While doctors and parents in blockaded, bombarded areas say that stress and chronic malnutrition can prevent mothers from nursing, the World Health Organization (WHO) maintains that breastfeeding is virtually always an option.

“We must quash the common misconception that mothers cannot breastfeed adequately in stressful settings or if they have poor nutrition,” WHO’s Director of Nutrition for Health and Development Francesco Branca and UNICEF’s Chief of Nutrition Werner Schultink, wrote in a WHO statement in May.

Maha Ayyoub disagrees on both accounts. If the ICRC “needs sterilized water, then they have brought in water purification tablets,” she told Syria Direct. As for “the justification of encouraging natural breastfeeding,” she said it “is not rational given the blockade and bombing.”

Shahad’s mother cannot breastfeed her infant daughter because she suffers from a neurological condition and takes medication that prevents her from nursing. But even if she were not taking medication, “my milk has completely dried up,” Umm Shahad told Syria Direct, “because of the lack of food and fear of bombardment.”

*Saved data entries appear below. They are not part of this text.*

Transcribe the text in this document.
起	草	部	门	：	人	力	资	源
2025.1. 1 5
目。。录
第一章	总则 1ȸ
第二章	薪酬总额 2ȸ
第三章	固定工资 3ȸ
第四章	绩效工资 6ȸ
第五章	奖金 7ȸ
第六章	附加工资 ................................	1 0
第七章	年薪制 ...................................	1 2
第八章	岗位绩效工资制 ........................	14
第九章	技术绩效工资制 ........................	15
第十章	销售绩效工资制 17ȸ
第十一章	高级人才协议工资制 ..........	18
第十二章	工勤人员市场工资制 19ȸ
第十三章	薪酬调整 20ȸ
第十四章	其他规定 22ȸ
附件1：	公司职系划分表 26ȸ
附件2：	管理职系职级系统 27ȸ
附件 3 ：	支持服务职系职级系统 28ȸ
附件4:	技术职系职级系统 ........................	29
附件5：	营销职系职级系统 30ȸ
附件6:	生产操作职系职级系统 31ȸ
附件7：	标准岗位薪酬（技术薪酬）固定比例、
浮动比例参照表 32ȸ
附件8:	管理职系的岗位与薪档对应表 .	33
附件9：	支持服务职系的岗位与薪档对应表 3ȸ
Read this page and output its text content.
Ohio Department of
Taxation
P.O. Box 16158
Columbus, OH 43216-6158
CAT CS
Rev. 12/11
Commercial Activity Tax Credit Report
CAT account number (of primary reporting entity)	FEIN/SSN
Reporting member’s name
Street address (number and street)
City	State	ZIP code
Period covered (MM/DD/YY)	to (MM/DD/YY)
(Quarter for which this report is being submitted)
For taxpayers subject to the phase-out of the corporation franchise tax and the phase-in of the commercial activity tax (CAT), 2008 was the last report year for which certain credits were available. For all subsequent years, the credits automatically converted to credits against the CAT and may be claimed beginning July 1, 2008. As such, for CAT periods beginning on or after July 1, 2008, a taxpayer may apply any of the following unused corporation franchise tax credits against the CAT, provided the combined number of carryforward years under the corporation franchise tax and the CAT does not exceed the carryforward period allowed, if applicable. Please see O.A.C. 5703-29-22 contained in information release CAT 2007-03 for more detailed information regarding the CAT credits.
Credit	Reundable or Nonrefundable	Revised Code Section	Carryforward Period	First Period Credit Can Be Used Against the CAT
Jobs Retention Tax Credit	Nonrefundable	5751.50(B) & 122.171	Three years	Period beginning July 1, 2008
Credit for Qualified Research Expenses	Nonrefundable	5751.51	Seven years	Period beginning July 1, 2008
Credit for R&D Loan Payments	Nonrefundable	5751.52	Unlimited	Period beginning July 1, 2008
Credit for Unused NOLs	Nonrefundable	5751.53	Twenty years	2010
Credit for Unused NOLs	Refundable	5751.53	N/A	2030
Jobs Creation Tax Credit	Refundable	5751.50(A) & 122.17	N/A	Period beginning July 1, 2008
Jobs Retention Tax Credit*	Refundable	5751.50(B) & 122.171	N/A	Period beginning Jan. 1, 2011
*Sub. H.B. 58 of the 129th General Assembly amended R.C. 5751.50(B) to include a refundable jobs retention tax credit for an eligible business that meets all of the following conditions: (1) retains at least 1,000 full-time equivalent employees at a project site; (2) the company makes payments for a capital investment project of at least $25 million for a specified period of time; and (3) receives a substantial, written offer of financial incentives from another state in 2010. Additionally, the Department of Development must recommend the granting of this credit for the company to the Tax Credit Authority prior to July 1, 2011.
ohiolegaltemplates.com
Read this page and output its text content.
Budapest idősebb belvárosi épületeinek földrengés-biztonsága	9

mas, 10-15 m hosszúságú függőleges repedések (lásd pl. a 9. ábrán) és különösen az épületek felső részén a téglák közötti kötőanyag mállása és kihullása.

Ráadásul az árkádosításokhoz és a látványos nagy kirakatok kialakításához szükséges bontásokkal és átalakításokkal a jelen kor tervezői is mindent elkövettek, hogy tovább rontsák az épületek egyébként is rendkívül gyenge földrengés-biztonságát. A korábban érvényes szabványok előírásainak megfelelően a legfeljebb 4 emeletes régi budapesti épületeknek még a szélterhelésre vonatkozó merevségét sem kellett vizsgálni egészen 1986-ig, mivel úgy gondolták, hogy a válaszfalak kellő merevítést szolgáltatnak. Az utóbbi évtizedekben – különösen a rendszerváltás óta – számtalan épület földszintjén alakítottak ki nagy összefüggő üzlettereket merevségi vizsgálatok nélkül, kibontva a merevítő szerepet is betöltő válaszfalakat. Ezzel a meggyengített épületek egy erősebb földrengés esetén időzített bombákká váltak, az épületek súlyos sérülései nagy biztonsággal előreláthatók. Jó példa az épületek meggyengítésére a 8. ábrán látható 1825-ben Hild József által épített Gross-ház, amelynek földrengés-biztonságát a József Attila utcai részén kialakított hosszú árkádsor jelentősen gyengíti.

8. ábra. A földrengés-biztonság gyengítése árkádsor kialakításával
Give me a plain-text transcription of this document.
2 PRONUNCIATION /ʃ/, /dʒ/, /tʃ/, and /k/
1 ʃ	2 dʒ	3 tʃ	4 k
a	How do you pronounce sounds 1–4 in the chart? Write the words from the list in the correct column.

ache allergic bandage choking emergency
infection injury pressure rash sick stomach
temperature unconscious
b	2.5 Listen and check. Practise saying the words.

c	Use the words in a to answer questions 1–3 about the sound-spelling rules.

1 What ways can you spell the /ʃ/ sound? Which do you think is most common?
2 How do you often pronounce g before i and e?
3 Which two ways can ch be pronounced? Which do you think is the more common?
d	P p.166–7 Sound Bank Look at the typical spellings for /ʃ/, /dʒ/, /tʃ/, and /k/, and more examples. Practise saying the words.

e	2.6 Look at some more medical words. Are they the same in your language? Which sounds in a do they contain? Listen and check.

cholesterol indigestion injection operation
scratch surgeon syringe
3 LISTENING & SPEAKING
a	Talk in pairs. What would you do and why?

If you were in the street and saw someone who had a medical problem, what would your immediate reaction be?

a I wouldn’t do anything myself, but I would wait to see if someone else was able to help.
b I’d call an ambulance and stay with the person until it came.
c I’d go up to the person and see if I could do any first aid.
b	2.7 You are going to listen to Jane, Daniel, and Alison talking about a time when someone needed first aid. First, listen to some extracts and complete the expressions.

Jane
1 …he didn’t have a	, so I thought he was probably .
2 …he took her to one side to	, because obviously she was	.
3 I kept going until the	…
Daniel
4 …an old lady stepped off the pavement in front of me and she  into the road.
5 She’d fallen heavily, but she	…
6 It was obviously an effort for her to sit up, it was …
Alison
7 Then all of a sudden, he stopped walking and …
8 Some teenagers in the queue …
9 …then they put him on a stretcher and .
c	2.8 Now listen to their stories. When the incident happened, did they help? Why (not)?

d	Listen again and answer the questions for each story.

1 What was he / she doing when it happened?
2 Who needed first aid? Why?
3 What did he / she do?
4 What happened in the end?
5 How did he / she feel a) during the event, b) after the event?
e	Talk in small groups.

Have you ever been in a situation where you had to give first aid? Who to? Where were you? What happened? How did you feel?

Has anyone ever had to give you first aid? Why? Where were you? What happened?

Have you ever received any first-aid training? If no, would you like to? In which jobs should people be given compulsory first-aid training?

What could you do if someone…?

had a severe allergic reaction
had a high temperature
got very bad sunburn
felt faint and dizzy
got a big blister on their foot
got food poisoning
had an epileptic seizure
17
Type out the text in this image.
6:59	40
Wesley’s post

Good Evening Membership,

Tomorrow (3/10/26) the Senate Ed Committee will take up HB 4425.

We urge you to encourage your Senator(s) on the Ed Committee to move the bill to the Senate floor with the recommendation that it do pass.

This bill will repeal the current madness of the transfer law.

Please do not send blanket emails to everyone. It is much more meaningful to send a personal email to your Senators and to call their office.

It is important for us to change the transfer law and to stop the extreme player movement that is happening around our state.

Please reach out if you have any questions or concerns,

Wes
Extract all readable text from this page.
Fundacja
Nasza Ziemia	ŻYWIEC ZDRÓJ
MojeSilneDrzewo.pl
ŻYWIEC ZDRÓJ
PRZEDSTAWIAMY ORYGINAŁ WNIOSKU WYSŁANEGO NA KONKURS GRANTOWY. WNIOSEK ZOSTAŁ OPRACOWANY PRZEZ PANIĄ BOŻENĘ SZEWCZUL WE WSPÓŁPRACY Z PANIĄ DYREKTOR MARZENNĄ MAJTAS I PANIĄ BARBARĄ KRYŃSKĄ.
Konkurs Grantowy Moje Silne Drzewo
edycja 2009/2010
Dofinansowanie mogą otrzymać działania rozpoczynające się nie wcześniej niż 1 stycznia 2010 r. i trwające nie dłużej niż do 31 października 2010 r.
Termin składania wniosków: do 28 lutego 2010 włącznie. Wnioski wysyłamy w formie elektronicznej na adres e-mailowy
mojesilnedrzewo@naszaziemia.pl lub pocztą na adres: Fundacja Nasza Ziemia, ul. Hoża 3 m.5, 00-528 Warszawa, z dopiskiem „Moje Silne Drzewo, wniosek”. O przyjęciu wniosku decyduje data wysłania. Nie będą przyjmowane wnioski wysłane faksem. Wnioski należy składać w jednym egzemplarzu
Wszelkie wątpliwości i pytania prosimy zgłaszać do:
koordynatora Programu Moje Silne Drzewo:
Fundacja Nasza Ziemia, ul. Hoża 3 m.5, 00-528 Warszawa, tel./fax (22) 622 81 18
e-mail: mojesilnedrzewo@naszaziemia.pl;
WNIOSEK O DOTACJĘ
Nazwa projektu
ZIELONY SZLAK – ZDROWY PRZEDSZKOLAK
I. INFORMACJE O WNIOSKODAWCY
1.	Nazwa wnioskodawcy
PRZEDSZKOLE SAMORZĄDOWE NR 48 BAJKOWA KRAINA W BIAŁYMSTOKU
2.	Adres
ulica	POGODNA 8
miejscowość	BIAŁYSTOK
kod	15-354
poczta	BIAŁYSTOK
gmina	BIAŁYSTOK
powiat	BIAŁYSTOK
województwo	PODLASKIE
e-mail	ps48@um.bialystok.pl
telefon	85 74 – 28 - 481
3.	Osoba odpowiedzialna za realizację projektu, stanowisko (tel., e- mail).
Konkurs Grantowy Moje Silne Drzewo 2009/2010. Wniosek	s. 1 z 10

Without a stable, constant source of funding and baby formula for the Bureau, the parents of children who depend on it are forced to use unsafe alternatives.

Alternatives such as cow milk or goat’s milk mixed with water, cornstarch and water, tea and flower water have “caused great suffering” for young children, Rastan pediatrician Ahmad al-Beiruti told Syria Direct. Children suffer from malnutrition, severe intestinal inflammation, dehydration, cough and fever, he said, “due to ingesting these unhealthy alternatives.”

Al-Beiruti is currently treating Shahad, whom he described as “emaciated” this past August during a previous formula shortage. At the time, Shahad’s mother brought her to the hospital two or three times a week, he said, with “diarrhea, vomiting, dehydration from malabsorption and intestinal inflammation.”

Shahad’s condition improved after the Bureau was able to buy and bring in some formula, but today, three weeks into the newest shortage, she is six months old and her health is deteriorating, her mother told Syria Direct this week.

“I’ve gone into debt to buy goat’s milk to mix with water for my daughter,” Shahad’s mother told Syria Direct. “Now her health is as bad as it was” in August.

There are currently between 60 and 80 children six months old and younger who are suffering from malnutrition, pediatrician al-Beiruti told Syria Direct.

“I call on the world to break the blockade of a-Rastan before the children die,” Shahad’s mother told Syria Direct. “The children are blameless.”